Powstał on z inicjatywy brytyjskiego premiera Davida Camerona i został zaprezentowany w piątek, podczas szczytu Rady UE w Brukseli. Choć nie jest on wiążący dla Komisji Europejskiej, to stanowi kolejny krok w ofensywie prołupkowej.
Przedstawiciele dużych, głównie brytyjskich firm przygotowali zestawienie potencjalnych barier dla rozwoju przedsiębiorczości. Jeden z rozdziałów poświęcony jest w całości gazowi łupkowemu. Według autorów raportu łupki są szansą dla Europy – mogą, tak jak miało to miejsce w USA, poszerzyć niezależność energetyczną, co z kolei może pomóc w ponownym uprzemysłowieniu Unii.
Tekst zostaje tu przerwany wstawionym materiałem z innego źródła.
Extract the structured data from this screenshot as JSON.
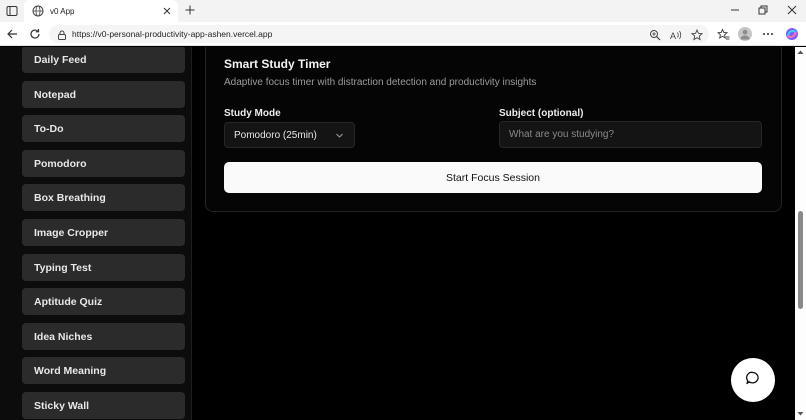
{
  "browser": {
    "tab_title": "v0 App",
    "url": "https://v0-personal-productivity-app-ashen.vercel.app",
    "icons": {
      "tab_actions": "tab-actions-icon",
      "favicon": "globe-icon",
      "tab_close": "close-icon",
      "new_tab": "plus-icon",
      "minimize": "minimize-icon",
      "restore": "restore-icon",
      "close_window": "close-icon",
      "back": "back-arrow-icon",
      "refresh": "refresh-icon",
      "site_info": "lock-icon",
      "zoom": "zoom-icon",
      "read_aloud": "read-aloud-icon",
      "favorite": "star-icon",
      "favorites_bar": "favorites-icon",
      "profile": "profile-icon",
      "more": "more-icon",
      "copilot": "copilot-icon"
    }
  },
  "sidebar": {
    "items": [
      {
        "label": "Daily Feed"
      },
      {
        "label": "Notepad"
      },
      {
        "label": "To-Do"
      },
      {
        "label": "Pomodoro"
      },
      {
        "label": "Box Breathing"
      },
      {
        "label": "Image Cropper"
      },
      {
        "label": "Typing Test"
      },
      {
        "label": "Aptitude Quiz"
      },
      {
        "label": "Idea Niches"
      },
      {
        "label": "Word Meaning"
      },
      {
        "label": "Sticky Wall"
      }
    ]
  },
  "timer": {
    "title": "Smart Study Timer",
    "description": "Adaptive focus timer with distraction detection and productivity insights",
    "study_mode_label": "Study Mode",
    "study_mode_value": "Pomodoro (25min)",
    "subject_label": "Subject (optional)",
    "subject_placeholder": "What are you studying?",
    "subject_value": "",
    "start_button": "Start Focus Session"
  },
  "chat": {
    "icon": "chat-bubble-icon"
  },
  "colors": {
    "page_bg": "#000000",
    "sidebar_button_bg": "#2b2b2b",
    "primary_button_bg": "#fafafa",
    "copilot_accent": "#7b5cff"
  }
}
Przeszkodą w tym mogą się jednak okazać dodatkowe regulacje. Przedsiębiorcy apelują, aby KE nie mnożyła ich niepotrzebnie.
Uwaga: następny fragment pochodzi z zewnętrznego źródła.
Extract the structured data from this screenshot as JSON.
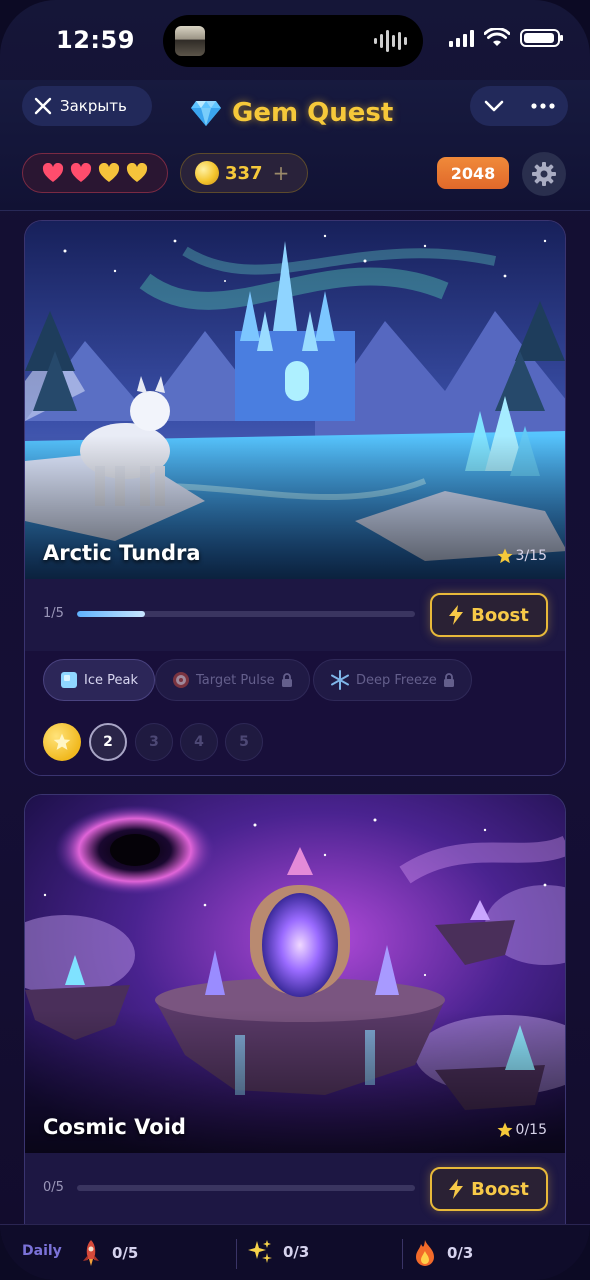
{
  "status_bar": {
    "time": "12:59"
  },
  "header": {
    "close_label": "Закрыть",
    "title": "Gem Quest",
    "lives": {
      "filled_red": 2,
      "filled_gold": 2
    },
    "coins": "337",
    "coins_plus": "+",
    "score": "2048"
  },
  "cards": [
    {
      "name": "Arctic Tundra",
      "stars": "3/15",
      "progress_label": "1/5",
      "progress": 0.2,
      "boost_label": "Boost",
      "skills": [
        {
          "label": "Ice Peak",
          "locked": false
        },
        {
          "label": "Target Pulse",
          "locked": true
        },
        {
          "label": "Deep Freeze",
          "locked": true
        }
      ],
      "levels": [
        "",
        "2",
        "3",
        "4",
        "5"
      ]
    },
    {
      "name": "Cosmic Void",
      "stars": "0/15",
      "progress_label": "0/5",
      "progress": 0,
      "boost_label": "Boost"
    }
  ],
  "bottom_bar": {
    "label": "Daily",
    "quests": [
      {
        "icon": "rocket-icon",
        "value": "0/5"
      },
      {
        "icon": "sparkles-icon",
        "value": "0/3"
      },
      {
        "icon": "fire-icon",
        "value": "0/3"
      }
    ]
  },
  "colors": {
    "accent_gold": "#f6c93a",
    "score_orange": "#e0682a",
    "progress_blue": "#5fb2ff"
  }
}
W spotkaniu zainicjowanym przez Brytyjczyków udział wzięli między innymi premier Polski Donald Tusk, kanclerz Niemiec Angela Merkel i szef Komisji Europejskiej José Manuel Barroso, a także szefowie rządów Estonii, Finlandii, Holandii, Szwecji i Włoch. Obecność Barroso, zdaniem Tuska, dobrze wróży przyszłości przemysłu wydobywczego. – To krok w stronę obrony i promowania gazu łupkowego – mówił na konferencji prasowej szef polskiego rządu. Niemniej jeden z członków delegacji rządowej przyznał w rozmowie z DGP, że Komisja Europejska nie musi uwzględniać raportu w swoich decyzjach. Ale mimo to inicjatywa brytyjska jest ważnym krokiem w kampanii prołupkowej, poza tym dzięki niej Polska przestaje być jedynym, osamotnionym obrońcą łupków na europejskiej arenie. Zdaniem ekspertów koalicja prołupkowa jest nam teraz szczególnie potrzebna. Bo nie dość, że na razie Parlament Europejski opowiada się za obostrzeniem ewentualnej eksploatacji gazu łupkowego bardzo wymagającymi kryteriami proekologicznymi, to jeszcze w tym roku KE ma przedstawić projekt nowego aktu prawnego dotyczącego łupków. Wciąż nie wiadomo, jaką formę prawną on przyjmie – czy będą to dyrektywy, czy rozporządzenia i łupki doczekają się odrębnego dokumentu, czy też zostanie to dołączone do istniejących dyrektyw środowiskowych.